A aula das minas

Uma das melhores aulas que já fiz na vida tem um nomezinho bem engraçado: Neutralizing the Mathilda Effect – How Women Writers Can Forge Successful Writing Careers. Uma mistura de terapia, com auto-ajuda, com tapa na cara, com História. Não é uma aula para escrever, é para discutir o comportamento de quem quer ser uma escritora profissional.

O tal do Efeito Matilda é um termo sociológico que define a dificuldade que as mulheres em geral têm pra se dar crédito. Sabe quando alguém diz que você tá bonita e você diz: ai meu, é nada, tô mó gorda. Ou quando você tem medo de comemorar uma conquista porque aquilo pode ferir o ego do coleguinha? Ou quando você abandona um projeto criativo porque ele não tá perfeito? Então, esse tipo de comportamento te coloca lá pra trás na hora de vender seu trabalho. Talvez até mesmo na hora de criar.

O que eu mais gostei dessa aula é que desde o começo a professora deixou bem claro que a solução não é anular a sua feminilidade e se comportar como um homem.
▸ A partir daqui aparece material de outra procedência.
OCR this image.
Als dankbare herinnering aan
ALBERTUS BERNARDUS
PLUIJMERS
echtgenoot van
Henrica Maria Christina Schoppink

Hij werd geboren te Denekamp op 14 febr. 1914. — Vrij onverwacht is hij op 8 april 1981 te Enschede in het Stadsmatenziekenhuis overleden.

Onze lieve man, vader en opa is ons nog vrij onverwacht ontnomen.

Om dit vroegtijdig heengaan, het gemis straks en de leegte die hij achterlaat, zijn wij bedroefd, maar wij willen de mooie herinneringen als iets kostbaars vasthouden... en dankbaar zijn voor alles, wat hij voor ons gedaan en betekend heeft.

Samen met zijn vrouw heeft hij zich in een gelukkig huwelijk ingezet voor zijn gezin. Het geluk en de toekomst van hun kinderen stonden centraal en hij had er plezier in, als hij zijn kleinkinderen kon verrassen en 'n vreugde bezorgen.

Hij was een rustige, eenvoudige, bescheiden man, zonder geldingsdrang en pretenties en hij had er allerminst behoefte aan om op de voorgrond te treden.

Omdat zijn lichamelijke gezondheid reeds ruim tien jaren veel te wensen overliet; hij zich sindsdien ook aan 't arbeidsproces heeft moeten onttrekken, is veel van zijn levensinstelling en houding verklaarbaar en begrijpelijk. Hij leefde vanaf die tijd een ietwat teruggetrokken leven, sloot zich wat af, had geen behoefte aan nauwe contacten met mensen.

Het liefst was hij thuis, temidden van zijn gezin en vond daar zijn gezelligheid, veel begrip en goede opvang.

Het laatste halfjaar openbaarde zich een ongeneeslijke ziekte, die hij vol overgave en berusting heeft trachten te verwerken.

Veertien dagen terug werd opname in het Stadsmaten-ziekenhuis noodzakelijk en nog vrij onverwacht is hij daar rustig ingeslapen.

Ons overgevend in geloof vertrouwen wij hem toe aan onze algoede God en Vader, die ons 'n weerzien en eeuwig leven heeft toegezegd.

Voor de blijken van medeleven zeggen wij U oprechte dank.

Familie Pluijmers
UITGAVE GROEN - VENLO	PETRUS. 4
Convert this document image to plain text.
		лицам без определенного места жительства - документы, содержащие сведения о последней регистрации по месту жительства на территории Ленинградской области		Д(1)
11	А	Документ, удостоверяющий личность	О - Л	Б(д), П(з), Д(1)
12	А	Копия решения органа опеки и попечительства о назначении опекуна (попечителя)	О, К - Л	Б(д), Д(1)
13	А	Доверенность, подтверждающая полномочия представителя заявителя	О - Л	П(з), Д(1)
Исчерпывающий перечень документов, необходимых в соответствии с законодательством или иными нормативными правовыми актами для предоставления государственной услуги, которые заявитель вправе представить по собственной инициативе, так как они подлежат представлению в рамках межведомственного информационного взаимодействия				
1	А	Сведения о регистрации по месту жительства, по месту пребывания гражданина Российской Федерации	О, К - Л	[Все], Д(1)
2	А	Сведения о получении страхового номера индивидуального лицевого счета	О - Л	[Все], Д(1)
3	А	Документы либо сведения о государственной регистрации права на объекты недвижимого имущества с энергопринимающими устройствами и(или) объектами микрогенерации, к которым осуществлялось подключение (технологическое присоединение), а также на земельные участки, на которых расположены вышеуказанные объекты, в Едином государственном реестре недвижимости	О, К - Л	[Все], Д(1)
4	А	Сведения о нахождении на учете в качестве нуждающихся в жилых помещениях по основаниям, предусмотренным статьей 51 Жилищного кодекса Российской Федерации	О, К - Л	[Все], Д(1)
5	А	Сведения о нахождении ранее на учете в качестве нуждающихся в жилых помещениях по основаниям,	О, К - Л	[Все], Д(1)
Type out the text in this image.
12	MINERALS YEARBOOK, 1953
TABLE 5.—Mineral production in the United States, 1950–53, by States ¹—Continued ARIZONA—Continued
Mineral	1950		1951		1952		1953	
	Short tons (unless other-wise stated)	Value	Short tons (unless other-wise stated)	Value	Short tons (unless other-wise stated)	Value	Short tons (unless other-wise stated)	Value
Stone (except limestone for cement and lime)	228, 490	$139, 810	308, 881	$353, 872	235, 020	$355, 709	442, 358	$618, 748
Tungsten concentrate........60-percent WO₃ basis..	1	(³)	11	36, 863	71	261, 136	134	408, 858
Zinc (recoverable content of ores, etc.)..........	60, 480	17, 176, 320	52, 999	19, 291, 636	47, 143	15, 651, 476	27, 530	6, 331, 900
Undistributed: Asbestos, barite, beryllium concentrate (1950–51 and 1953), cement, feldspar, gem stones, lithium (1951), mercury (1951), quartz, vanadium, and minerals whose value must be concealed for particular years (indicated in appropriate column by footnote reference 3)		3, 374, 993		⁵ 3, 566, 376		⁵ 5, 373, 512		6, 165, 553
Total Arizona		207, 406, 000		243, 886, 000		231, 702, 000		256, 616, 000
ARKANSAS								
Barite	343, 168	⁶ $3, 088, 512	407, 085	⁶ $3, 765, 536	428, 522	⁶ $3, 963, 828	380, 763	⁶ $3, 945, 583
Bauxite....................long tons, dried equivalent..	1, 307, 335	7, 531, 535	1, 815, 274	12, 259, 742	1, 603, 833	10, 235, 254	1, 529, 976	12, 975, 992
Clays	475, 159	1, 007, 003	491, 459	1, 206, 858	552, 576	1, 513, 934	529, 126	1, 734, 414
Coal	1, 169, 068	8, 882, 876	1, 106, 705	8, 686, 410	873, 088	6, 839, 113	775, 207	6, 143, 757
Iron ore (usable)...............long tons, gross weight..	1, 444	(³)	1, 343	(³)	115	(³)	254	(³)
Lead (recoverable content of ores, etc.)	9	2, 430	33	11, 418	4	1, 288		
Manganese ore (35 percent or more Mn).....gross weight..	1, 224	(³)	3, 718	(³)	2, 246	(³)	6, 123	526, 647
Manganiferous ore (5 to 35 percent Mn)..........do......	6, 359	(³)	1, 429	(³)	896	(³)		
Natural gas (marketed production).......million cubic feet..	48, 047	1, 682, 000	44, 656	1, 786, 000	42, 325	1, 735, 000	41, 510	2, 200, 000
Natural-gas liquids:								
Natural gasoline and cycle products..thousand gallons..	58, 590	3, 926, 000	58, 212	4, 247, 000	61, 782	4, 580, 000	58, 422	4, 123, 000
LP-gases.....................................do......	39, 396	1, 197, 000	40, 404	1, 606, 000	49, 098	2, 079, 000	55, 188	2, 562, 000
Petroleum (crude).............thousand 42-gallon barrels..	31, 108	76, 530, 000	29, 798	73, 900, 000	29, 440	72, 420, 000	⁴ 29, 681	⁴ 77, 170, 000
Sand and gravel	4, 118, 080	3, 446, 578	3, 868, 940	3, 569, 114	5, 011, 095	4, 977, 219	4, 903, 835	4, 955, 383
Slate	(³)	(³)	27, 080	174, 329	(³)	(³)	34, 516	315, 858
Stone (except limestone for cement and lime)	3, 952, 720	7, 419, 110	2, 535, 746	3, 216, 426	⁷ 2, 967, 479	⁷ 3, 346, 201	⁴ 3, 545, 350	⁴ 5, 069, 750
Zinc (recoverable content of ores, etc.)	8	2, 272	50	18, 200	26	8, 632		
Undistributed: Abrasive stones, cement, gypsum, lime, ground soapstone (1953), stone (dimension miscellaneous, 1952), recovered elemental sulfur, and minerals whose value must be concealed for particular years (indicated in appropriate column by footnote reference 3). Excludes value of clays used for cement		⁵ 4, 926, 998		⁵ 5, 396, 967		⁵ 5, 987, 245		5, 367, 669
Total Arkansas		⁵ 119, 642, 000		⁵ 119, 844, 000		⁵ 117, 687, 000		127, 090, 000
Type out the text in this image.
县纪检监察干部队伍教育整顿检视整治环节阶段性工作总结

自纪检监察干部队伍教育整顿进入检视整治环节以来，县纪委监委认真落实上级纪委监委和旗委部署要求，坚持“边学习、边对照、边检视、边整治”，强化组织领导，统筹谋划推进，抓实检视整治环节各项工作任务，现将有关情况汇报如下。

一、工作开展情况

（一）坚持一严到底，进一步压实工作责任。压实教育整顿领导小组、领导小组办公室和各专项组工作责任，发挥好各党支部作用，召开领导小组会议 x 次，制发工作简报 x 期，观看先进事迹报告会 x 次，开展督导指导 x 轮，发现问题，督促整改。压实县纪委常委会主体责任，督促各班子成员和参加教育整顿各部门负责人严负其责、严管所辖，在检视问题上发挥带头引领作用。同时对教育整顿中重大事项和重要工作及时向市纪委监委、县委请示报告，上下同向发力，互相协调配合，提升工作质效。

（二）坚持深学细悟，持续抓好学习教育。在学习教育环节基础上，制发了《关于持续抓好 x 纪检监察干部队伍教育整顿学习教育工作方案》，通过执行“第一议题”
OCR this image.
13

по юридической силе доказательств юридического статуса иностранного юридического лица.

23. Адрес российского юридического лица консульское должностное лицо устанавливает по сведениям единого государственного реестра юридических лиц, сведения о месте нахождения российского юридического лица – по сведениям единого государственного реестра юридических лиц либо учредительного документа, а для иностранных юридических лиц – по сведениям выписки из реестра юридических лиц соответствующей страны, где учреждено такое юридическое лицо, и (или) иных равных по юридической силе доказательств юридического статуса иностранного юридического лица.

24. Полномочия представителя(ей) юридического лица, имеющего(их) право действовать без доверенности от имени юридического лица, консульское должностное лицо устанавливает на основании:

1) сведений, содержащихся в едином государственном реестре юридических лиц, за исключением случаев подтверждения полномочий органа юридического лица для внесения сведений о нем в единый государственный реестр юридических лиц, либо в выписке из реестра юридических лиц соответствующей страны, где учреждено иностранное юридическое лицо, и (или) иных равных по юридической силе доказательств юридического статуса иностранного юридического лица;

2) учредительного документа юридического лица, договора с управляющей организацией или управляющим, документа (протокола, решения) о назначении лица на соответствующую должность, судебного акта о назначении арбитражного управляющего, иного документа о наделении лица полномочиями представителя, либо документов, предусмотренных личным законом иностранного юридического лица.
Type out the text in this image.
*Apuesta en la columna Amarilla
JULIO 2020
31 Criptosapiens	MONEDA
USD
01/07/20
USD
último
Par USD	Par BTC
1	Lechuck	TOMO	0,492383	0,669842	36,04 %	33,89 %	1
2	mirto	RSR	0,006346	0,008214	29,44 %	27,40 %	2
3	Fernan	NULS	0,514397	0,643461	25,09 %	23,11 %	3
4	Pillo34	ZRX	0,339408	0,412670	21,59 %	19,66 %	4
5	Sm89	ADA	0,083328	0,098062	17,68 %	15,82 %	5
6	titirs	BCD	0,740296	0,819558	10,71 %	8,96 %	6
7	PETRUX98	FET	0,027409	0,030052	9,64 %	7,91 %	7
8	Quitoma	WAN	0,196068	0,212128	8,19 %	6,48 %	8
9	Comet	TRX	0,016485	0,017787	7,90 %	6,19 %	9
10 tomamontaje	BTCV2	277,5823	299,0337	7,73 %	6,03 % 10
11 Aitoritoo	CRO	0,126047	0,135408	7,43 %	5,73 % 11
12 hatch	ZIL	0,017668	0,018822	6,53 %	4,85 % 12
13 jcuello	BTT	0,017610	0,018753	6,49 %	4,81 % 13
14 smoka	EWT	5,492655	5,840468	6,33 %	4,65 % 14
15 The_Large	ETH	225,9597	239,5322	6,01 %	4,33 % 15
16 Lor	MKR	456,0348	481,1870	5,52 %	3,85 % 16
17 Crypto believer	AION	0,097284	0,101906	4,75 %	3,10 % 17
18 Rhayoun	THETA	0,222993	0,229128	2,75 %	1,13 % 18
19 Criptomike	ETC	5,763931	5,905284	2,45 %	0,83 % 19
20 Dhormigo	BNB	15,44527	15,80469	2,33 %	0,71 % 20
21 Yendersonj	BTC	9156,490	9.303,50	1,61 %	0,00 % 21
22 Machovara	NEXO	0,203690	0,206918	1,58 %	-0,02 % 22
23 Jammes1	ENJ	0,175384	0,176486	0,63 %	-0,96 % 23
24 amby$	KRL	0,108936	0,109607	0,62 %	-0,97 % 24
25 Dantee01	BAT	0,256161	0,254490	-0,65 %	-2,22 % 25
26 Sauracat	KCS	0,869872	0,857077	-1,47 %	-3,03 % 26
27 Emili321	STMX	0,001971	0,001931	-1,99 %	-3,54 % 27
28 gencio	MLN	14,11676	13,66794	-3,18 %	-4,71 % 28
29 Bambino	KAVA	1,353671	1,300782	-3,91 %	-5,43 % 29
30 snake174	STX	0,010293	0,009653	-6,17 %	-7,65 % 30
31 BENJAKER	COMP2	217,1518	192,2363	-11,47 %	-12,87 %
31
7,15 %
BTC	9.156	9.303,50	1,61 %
Ao contrário, é entender o jogo que já foi criado e no qual a gente automaticamente se insere, e se impor, sem perder nossa sensibilidade.

Outro conceito que eu nunca tinha ouvido falar mas que me soou familiar, foi o da “mente andrógina”. São pessoas que aceitam seu próprio gênero, mas são capazes de enxergar o ponto de vista de outro gênero. Uma mulher que consegue em certas situações, pensar como homem. Um homem que em certas situações, consegue pensar como mulher. Não tem a ver com ser gay ou hétero, ser cis ou trans. Tem a ver com comportamento, com ponto de vista, com a capacidade de se colocar no lugar do outro. Ser sensível e forte. Ser competitivo com delicadeza. Navegar pelo que não te é familiar. Somos criados pra não ter a mente andrógina porque senão você é bicha ou sapatão. Somos criados pra endurecer as regras, impor limites, pra ter um medo terrível de atravessar linhas tênues. E isso fode o mundo. Pela primeira vez em muito tempo senti uma certa esperança nessa questão da guerra dos sexos. A mente andrógina é o antídoto secreto.

Essa aula também me fez repensar muita coisa da minha vida. Meus relacionamentos, minhas escolhas profissionais, minha infância. Vi que tenho um medo imenso de competir. Em algumas áreas mais, em outras menos. Mas minha busca por conforto  vem daí e por muito tempo me oprimiu e me estagnou numa constante acomodação, preguiça, e lentidão. Medo de falhar, de não ser  perfeita, de ser muito diferente, medo do que vão dizer.  Tenho um Charlie Brown dentro de mim tentando chutar a bola de futebol americano, e caindo com a bunda no chão, toda vez. Mas olha, honestamente, eu tô tentando ser melhor. Honestamente.

Mais uma vez, meu review de uma aula virou um tratado filosófico sobre a vida. Não consigo mais explicar as coisas de maneira institucional. E poucas pessoas têm ideia do avanço que isso representa pra mim. A todos os outros, reitero: é um grande avanço. E aviso: há mais de onde este veio.

Fazendo os networkings

Desde que eu cheguei em Los Angeles todo mundo vive falando sobre a importância do networking. Tem que fazer networking, tem que conhecer pessoas, tem que se interessar, tem que tratar todo mundo bem porque o cara que recolhe seu prato no restaurante pode um dia virar o seu chefe nessa roda gigante maluca chamada Hollywood. Um saco. Já tenho uma tendência natural pra misantropia. Imagina ser OBRIGADA a interagir com as pessoas, Deus.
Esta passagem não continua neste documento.